Oct. 16 (Bloomberg) -- Mexico’s peso bonds fell, following Treasuries lower and pushing the Latin American nation’s yields to a three-week high, as better-than-forecast U.S. industrial output reduced demand for assets seen as a refuge.
Yields on Mexico’s peso bonds due in 2024 rose three basis points, or 0.03 percentage point, to 5.45 percent at 4 p.m. in Mexico City, the highest close basis since Sept. 21, according to data compiled by Bloomberg. The price fell 0.31 centavo to 140.45 centavos per peso. The currency depreciated 0.2 percent to 12.8337 per dollar after touching a one-week intraday high of 12.7702.
Demand for Treasuries and Mexican bonds is declining after data showed “the U.S. numbers are slightly better,” Dirk Willer, the head of Latin American local markets strategy at Citigroup Inc., said by phone from New York. “In general, the U.S. growth data have been surprising on the positive side for a long time.”
Output from U.S. factories, mines and utilities rose 0.4 percent in September after a 1.4 percent decrease in the prior month, the Federal Reserve reported today. The median forecast of 85 economists in a Bloomberg survey was for a 0.2 percent increase. The Commerce Department reported yesterday that retail sales gained last month more than forecast. The U.S. is the destination for about 80 percent of Mexico’s exports.
The 60-day correlation coefficient between 10-year peso bonds and Treasuries rose today to 0.58 from 0.49 on Oct. 12, according to data compiled by Bloomberg. A reading of 1 would mean the two securities move in lockstep. The measure was negative as recently as Aug. 2.

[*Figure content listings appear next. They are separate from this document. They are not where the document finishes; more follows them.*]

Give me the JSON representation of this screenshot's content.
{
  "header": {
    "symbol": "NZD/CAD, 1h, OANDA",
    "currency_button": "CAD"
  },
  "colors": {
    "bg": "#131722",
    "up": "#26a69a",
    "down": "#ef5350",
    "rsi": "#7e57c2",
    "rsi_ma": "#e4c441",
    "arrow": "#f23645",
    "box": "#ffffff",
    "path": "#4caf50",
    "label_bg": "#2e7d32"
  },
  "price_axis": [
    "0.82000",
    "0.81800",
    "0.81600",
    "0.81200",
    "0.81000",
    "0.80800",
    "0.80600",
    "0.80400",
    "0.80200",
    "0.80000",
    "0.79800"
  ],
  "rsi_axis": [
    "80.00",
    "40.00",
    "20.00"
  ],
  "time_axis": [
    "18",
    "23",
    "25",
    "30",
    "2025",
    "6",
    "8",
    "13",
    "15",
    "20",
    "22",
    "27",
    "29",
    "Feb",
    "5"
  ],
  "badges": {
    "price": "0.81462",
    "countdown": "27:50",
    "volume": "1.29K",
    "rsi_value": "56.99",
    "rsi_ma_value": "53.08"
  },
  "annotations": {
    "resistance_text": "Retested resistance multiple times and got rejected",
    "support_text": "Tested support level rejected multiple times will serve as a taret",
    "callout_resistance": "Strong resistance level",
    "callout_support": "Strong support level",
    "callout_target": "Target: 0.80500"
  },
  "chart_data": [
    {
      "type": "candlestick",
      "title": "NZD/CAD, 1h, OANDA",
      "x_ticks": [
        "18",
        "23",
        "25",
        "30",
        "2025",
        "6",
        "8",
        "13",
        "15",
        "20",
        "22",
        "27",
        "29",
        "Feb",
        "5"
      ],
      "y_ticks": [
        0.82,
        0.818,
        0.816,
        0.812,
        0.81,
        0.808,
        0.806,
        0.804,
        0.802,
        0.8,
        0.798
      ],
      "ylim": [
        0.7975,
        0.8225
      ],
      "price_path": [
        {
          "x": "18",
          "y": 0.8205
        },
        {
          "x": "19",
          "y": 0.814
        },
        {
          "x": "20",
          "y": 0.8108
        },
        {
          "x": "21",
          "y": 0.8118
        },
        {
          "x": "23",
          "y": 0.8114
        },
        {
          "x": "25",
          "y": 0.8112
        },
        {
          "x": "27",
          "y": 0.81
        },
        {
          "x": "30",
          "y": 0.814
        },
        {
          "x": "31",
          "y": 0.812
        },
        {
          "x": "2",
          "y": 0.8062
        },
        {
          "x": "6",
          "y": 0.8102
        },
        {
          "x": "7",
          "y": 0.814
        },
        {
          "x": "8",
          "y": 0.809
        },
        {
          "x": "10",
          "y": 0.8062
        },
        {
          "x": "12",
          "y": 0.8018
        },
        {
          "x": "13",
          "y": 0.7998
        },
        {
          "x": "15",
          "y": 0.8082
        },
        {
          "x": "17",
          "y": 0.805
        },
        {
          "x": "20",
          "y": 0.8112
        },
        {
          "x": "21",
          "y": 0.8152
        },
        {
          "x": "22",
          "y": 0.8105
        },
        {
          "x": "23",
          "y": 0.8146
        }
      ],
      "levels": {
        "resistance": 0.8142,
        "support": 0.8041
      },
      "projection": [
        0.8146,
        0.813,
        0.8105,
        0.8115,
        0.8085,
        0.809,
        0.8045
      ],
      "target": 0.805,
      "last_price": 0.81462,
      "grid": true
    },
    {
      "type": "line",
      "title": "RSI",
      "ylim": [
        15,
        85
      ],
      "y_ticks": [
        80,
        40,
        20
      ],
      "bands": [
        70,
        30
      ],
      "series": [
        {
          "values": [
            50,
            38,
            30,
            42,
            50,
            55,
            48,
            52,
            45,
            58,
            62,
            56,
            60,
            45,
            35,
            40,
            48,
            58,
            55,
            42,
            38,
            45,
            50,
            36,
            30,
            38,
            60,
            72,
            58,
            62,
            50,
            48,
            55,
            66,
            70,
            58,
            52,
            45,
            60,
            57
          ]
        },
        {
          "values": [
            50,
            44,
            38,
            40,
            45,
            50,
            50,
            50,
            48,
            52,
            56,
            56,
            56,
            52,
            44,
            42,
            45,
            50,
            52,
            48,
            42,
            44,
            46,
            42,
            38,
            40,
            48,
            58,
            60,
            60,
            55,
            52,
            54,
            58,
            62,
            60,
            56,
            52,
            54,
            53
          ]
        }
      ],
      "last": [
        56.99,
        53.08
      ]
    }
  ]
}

The peso’s decline today pared this year’s gain to 8.6 percent, still the biggest advance among the dollar’s 16 most-traded counterparts.
Mexico sold all 7 billion pesos ($546 million) in one-month bills, known as Cetes, that it offered today at auction, according to the central bank. The Finance Ministry also sold all 8 billion pesos of the three-month securities, 9 billion pesos of the six-month notes and 9.5 billion pesos of 336-day bills that it offered.
The central bank also reported today on its website that Mexico’s international reserves fell by $217 million last week to $161.5 billion, dropping for a second straight five-day period. Mexico’s reserves have climbed 13 percent this year, giving central bank Governor Agustin Carstens greater leeway to intervene in the foreign exchange market to buoy the peso if needed.